Price action in the Euro, Swiss Franc and Australian and Kiwi Dollars was limited, with all four currencies ending the week broadly unchanged in trade-weighted terms. Central banks in G10 economies are on hold for the foreseeable future and this has contributed to muted volatility in most of major currency pairs.

Dollar

US macro data were mixed on the whole. Capital goods orders, a proxy for domestic investment, rose 0.4% mom in January but most indicators, including the NY Empire State manufacturing index, suggest that US GDP growth slowed in Q1 2019 and potentially quite sharply. Moreover, CPI-inflation came in weaker than expected in February and markets are now pricing 7bp of Fed rate cuts the Dollar lost 0.7%.

Sterling

The focus last week was on the three parliamentary votes, which went broadly as expected.
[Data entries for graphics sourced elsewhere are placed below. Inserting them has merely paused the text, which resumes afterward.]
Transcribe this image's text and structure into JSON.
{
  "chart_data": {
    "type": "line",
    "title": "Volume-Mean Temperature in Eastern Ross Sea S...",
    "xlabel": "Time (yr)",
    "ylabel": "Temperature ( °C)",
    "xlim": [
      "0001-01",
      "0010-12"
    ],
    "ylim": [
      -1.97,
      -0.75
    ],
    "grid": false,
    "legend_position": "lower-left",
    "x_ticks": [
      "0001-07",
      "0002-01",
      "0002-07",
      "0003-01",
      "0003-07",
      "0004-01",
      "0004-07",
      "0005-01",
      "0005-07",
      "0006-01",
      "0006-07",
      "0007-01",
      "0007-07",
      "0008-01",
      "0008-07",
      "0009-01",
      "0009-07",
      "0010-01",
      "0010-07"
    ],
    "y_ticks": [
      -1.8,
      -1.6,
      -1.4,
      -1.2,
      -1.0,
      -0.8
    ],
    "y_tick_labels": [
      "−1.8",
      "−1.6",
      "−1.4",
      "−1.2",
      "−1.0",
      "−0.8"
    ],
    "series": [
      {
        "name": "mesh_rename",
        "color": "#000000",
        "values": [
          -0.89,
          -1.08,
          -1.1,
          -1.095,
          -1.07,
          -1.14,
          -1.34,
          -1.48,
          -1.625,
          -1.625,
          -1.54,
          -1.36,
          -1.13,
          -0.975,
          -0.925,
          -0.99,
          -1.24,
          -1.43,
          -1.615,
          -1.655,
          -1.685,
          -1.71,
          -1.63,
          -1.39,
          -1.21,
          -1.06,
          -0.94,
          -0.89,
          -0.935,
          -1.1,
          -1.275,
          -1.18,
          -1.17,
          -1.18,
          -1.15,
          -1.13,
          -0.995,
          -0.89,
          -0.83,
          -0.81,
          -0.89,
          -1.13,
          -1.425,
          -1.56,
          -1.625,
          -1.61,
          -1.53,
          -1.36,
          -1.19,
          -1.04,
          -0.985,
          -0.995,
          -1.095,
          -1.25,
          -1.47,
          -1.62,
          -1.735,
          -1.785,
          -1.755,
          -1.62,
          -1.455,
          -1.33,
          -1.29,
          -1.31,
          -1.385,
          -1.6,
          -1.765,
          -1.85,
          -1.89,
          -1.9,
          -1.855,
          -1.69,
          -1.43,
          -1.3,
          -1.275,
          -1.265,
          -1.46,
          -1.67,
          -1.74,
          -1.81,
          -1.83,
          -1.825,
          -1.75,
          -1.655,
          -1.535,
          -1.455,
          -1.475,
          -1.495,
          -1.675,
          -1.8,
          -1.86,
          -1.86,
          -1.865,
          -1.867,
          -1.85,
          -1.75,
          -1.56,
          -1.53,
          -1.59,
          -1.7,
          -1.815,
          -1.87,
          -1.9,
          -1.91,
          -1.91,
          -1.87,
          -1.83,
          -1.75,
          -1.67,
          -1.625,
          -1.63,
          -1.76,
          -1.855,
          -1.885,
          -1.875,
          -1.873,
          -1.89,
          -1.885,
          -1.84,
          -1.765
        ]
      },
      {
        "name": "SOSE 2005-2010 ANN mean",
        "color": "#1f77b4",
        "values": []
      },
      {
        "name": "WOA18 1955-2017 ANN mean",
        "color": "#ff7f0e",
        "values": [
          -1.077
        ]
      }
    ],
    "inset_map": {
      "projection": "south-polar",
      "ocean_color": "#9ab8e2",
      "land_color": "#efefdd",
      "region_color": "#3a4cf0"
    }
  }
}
On 11th March the House of Commons (again) voted against Prime Minister May’s draft Brexit deal with a significant majority, on 12th March the HoC voted in favour of the UK not exiting the EU without a deal and finally on the 13th the HoC voted in favour of seeking from the EU an extension to Article 50. Unsurprisingly Sterling was very volatile intra-day but ended the week up about 1.2%, with GBP/USD up to 1.327. Decent monthly GDP data for January of +0.5% mom and the UK’s strong fiscal position also seemingly provided some currency support.